Na ja, gewiß doch! Steh du man immer recht vorm Spiegel und vertrödle recht viel Zeit! Da werd't ihr ja euern lieben Vater sicher noch finden! Der wird heute grade noch auf 'm Kontor sitzen!
ALBERT. Ach Jott! Nu tu doch man nicht wieder so! Vor sechs kann er ja doch heute sowieso nich aus 'm Geschäft!
FRAU SELICKE. So! Na! Und wie spät denkste denn, daß es jetz' is? Hat während des Streichens der Stulle einen Augenblick innegehalten, den Schirm von der Lampe gerückt und nach dem Regulator gesehen. Jetz' is gleich drei Viertel!
ALBERT. Ach, Unsinn? Die jeht ja vor!
FRAU SELICKE für sich, fast weinend. Hach nee! Ich sag schon! Sicher is er nu wieder weg, und vor morgen früh wer'n wir 'n ja dann natürlich nich wieder zu sehn kriegen! Nein, so ein Mann! So ein Mann! ...
ALBERT noch immer in der Kammer und vorm Spiegel. Hurrjott, Mutter! Räsonier doch nicht immer so! Du weißt ja noch gar nich!
FRAU SELICKE. Ach was! Laß mich zufrieden! Beruf mich nich immer! Ich weiß schon, was ich weiß! Unwirsch zu Walter. Da – haste! Klapp se dir zusammen und dann macht, daß ihr endlich fortkommt! Aus euch wird auch nischt! Es klingelt. Einen Augenblick lang horchen beide.

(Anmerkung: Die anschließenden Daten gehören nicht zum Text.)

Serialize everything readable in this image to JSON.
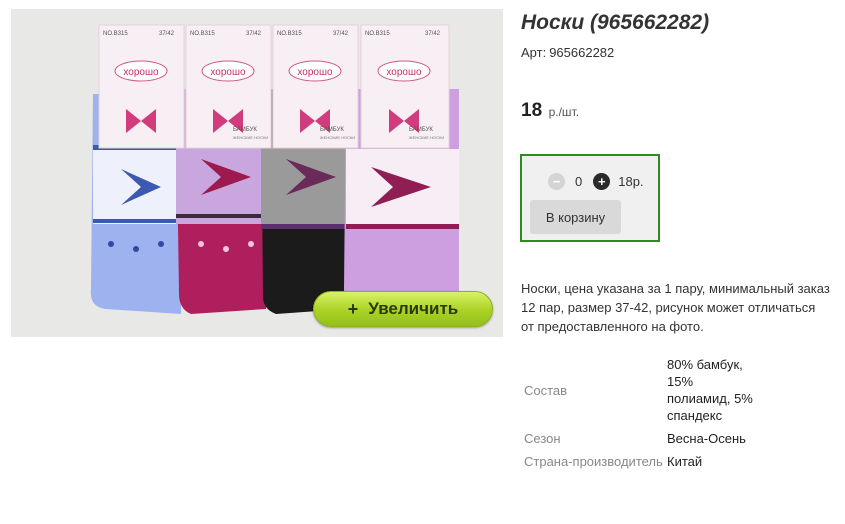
{
  "product": {
    "title": "Носки (965662282)",
    "sku_label": "Арт:",
    "sku": "965662282",
    "price": "18",
    "price_unit": "р./шт."
  },
  "image": {
    "zoom_label": "Увеличить",
    "zoom_icon": "plus-icon",
    "packaging": {
      "brand": "хорошо",
      "model": "NO.B315",
      "size": "37/42",
      "material": "БАМБУК",
      "sub": "ЖЕНСКИЕ НОСКИ"
    },
    "sock_colors": [
      "#8fa8e6",
      "#c2a0d8",
      "#5c5c5c",
      "#c99de0"
    ]
  },
  "buy": {
    "quantity": "0",
    "total": "18р.",
    "minus_icon": "minus-icon",
    "plus_icon": "plus-icon",
    "cart_label": "В корзину",
    "accent_color": "#2e8b1f"
  },
  "description": "Носки, цена указана за 1 пару, минимальный заказ 12 пар, размер 37-42, рисунок может отличаться от предоставленного на фото.",
  "specs": [
    {
      "name": "Состав",
      "value": "80% бамбук, 15% полиамид, 5% спандекс"
    },
    {
      "name": "Сезон",
      "value": "Весна-Осень"
    },
    {
      "name": "Страна-производитель",
      "value": "Китай"
    }
  ]
}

Frau Selicke ist zusammengefahren, Walter starrt, die Stulle in der Hand, mit offenem Munde über die Lampe weg nach der Tür, die ins Entree führt.
FRAU SELICKE endlich. Na? Machste nu auf, oder nich?
Walter hat die Stulle liegenlassen und läuft auf die Tür zu. Er klinkt diese auf und verschwindet im Entree.
ALBERT der eben aus der Kammer getreten ist, in der er das Licht ausgelöscht hat, zieht sich noch gerade seinen Überzieher an. Aus der Brusttasche stecken Glacés, zwiscben den Zähnen hält er eine brennende Zigarette, an einem breiten, schwarzen Bande baumelt ihm ein Kneifer herab. Modern gescheitelt. Hut und Stöckchen hat er einstweilen auf den Stuhl neben dem Sofa plaziert. Zu Frau Selicke, indem er mit dem Fuße die Tür hinter sich zudrückt. Nanu? Das kann doch unmöglich schon der Vater sein?
FRAU SELICKE die sich wieder mit dem Kaffeegeschirr zu tun macht, unruhig. Ach wo!
Unterdessen ist draußen die Flurtür aufgegangen, und man hört die Stimme des alten Kopelke: »Brrr ... is det heit 'n Schweinewetter?!« – Die Tür klappt wieder zu, und jetzt schreit Walter laut auf, ausgelassen: »Ach! Olle Kopelke! Olle Kopelke!« – »Nich doch, Kind, nich doch; du tust mir ja weh! Du drickst mir ja! Du mußt doch abber ooch heern! Da – nimm mir mal lieber hier 'n bißken det Menneken ab! ... Brrr ... nee ... äh!«
ALBERT zu Frau Selicke, sich die Handschuhe zuknöpfend. Ach, der alte Quacksalber?!
FRAU SELICKE. Na, du Großmaul, wirst doch nich immer gleich das Geld geb'n für 'n Dokter!
ALBERT aufgebracht. Ach, Blech! Nich wahr? Nu fang wieder davon an! ...
WALTER noch halb im Entree. Au, Mamchen, sieh mal! 'n Hampelmann! Mamchen, 'n Hampelmann! Er kommt mit ihm ins Zimmer getanzt. Zum alten Kopelke zurück. Wah? Den schenken Se mir?
KOPELKE behutsam hinter ihm drein. Klein, kugelrund, freundlich.